Mendelssohns himmlische Musik begleitet mich seit frühester Kindheit. Seine geradezu unerschöpfliche Energie, die Vielfalt seiner Emotionen und seine unglaublich schönen Melodien sind für mich einzigartig. Als Musiker, Dirigent, Konzertveranstalter und Entdecker vieler Werke Bachs und Schuberts und als musikalische Persönlichkeit war er seiner Zeit weit voraus. Dass er zudem auch noch in Hamburg, einer Stadt, zu der ich eine sehr enge Beziehung habe, geboren wurde, finde ich besonders schön!

Meine "Begegnung" mit Mendelssohns Musik war allerdings nicht immer einfach. Mit acht Jahren, im Musikinternat in England, vertraute ich meinem Zimmergenossen Ikki an, dass ich, lieber als alles andere, das Mendelssohn-Violinkonzert spielen würde. Yehudi Menuhin hatte mit sieben Beethoven gespielt, ich würde Mendelssohn meistern - dachte ich mir. Ich musste nur einen Ort finden, wo ich üben konnte, ohne entdeckt zu werden, denn ich wusste nur zu gut, dass meine Lehrer ganz und gar nicht einverstanden sein würden, wenn ich ein Stück spielte, das viel zu schwierig für mich war. Das Badezimmer auf dem Gang, dass Ikki und ich uns mit vier zehnjährigen Mädchen teilen mussten, schien mir der am besten geeignete Platz. Ich dachte an meinen Konzertbesuch in London vier Jahre zuvor, an Pinchas Zukermans atemberaubenden Einsatz, und versuchte, es ihm gleichzutun. Ich kam kaum über die erste Seite hinaus. Es muss geklungen haben, als stranguliere jemand mehrere Katzen gleichzeitig. Aber es war ein Akt der Befreiung, ich fühlte mich wie ein Vollblutmusiker. Ich war ganz und gar durchdrungen von der Musik, dieser wunderbaren e-Moll-Melodie am Anfang, als ich plötzlich erstarrte. Es hatte geklopft. "Würdest du bitte die Tür öffnen", hörte ich die Stimme der Hausmutter mit ihrem dicken irischen Akzent. "Was um alles in der Welt fällt dir ein", fuhr sie mich an. "Komm sofort da raus!" Sie zerrte mich am Ohr und schnappte sich den Notenständer, den ich in die Badewanne gestellt hatte. Draußen hatten sich meine Mitschüler versammelt, manche wunderten sich, andere lachten schadenfroh. "Das hat ein Nachspiel", sagte sie noch.

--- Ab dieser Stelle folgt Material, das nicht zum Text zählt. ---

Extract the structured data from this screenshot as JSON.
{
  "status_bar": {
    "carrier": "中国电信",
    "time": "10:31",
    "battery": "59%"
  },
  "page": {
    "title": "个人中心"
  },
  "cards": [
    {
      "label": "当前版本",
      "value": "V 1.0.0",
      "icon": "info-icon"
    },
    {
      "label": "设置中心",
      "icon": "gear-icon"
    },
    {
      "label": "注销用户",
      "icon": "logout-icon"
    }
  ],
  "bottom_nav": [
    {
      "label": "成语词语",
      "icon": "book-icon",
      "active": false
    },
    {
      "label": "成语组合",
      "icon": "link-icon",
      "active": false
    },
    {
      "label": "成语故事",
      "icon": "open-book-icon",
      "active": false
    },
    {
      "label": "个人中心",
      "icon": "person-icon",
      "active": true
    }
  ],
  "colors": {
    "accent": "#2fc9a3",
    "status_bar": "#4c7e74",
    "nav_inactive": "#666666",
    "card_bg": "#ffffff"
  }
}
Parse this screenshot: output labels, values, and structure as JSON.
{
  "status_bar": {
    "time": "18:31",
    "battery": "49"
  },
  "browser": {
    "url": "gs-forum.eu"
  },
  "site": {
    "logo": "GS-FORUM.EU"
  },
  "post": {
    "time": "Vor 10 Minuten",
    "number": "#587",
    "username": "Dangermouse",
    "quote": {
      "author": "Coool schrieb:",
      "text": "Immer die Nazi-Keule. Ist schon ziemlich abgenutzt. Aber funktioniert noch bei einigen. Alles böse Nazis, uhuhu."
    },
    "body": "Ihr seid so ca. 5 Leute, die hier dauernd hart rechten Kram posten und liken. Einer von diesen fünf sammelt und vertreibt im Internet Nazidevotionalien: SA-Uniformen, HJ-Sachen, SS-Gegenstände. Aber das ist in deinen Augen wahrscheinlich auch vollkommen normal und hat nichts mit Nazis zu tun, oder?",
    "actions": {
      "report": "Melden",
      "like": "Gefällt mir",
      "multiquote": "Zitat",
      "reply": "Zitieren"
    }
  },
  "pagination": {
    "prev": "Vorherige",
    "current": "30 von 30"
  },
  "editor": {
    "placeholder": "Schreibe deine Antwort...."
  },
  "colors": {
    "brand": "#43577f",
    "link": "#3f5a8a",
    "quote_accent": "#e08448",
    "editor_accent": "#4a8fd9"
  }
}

Einige Tage später wurde ich in das Zimmer des Musikdirektors gerufen und sah dort meine Eltern. Ich war so froh, sie zu sehen, gleichzeitig wunderte ich mich aber, dass sie da waren. "Mr. und Mrs. Hope", begann der Direktor, "ich habe Sie aus London hierher geholt, weil ich Ihnen leider mitteilen muss, dass Ihr Sohn ... ohne Erlaubnis ... das Mendessohn-Konzert geübt hat. Er wurde ertappt - im Badezimmer. Er soll Bach üben, nicht Mendelssohn! Wir haben ihm das wieder und wieder gesagt. Aber scheinbar hat er nichts Besseres zu tun, als das Kollegium und die Schüler mit seinem störrischen Wesen zu provozieren."

Zwei Wochen später verließ ich der Internat für immer und wechselte nebenbei auch meinen Geigenlehrer. Das erste Stück, das ich mit meinem neuen Lehrer erarbeitete, war natürlich das Mendelssohn-Violinkonzert. Seitdem ist es mein ständiger Begleiter, aber jetzt bin ich in der glücklichen Lage, es jederzeit spielen zu dürfen - wann und vor allem wo immer ich will!


Heute spielt Daniel Hope in The Anglican Church of St. Thomas Becket am Zeughausmarkt Kammermusik (ab 18 Uhr, live auf NDR-Kultur). Er ist außerdem heute Komoderator auf NDR Kultur (9-13 Uhr).